Review: Cyril M. - Diffraction
It grows, from the size of a snow globe to an inferno that moves of its own accord. Cyril M’s 27-minute live performance (recorded at Chapelle St Jean in Mulhouse) begins entirely within his control, as an observation of bowed guitar drones and their little overtone gleams; a small object rolled between palms, each side twisted and scrutinised. His movements modulate gently, and the hum jumps as the bow quickens and stalls – it wriggles away, but never evades immediate reach.
Momentum accumulates quickly and unexpectedly. A tiny flash of distortion catches fire and the noise expands until it looms over Cyril and I, turning the immediate space on every side into compounded layers of overdrive and heat – every twitch becomes amplified into a extravagant, destructive sway, knocking into surrounding objects and swallowing them up. Those initial drones disappear beneath violent strums that splinter church beams, blazing with frequencies too bright to be observed directly. The fact that Cyril regains control is something of a miracle; the distortion falls away like petals in decay, leaving him cupping the bud of sound within his hands again.
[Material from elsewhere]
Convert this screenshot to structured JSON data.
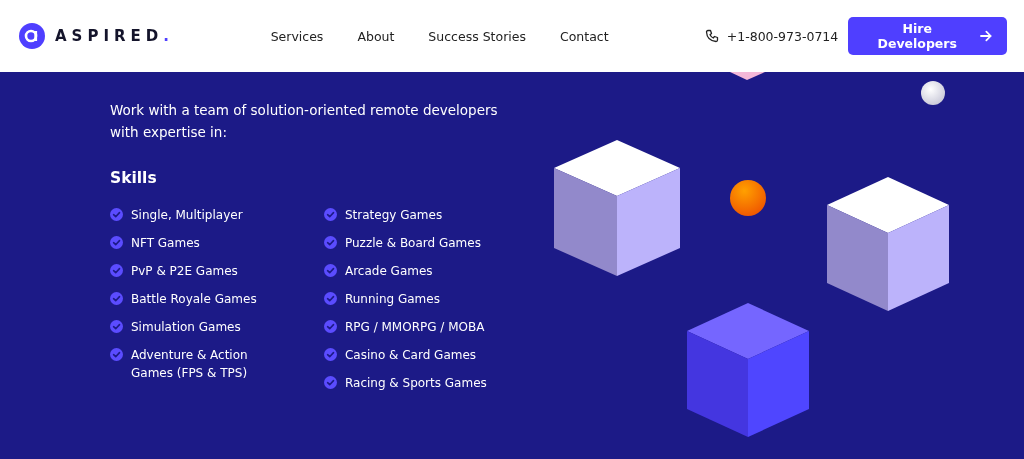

The room shrinks dramatically as the tape transits into the two duo performances, and where the opening piece presents sound as a form of conjuring – rising out of the instruments like magical smoke – the collaborations with Sacho Navarro-Mendez expose the sounds of rattling instigation and smacked surfaces, as a document of two bodies in conversation amidst jumbles of hung wires and objects. The room sounds cramped and cluttered. I can hear blunted fingernails against taut metal piano strings, and little the knocks of movement as the players shift between instruments. The air buzzes with PA interference, scenting the room with the smell of hyper-attentive impulse. Staccato sounds dominate, with little flicks of piano key doing a do-si-do between palm-muted droplets and polite taps against wood – the sound is sharpened by the attack of sudden reflex, at once both thoughtful and cognitively unmediated.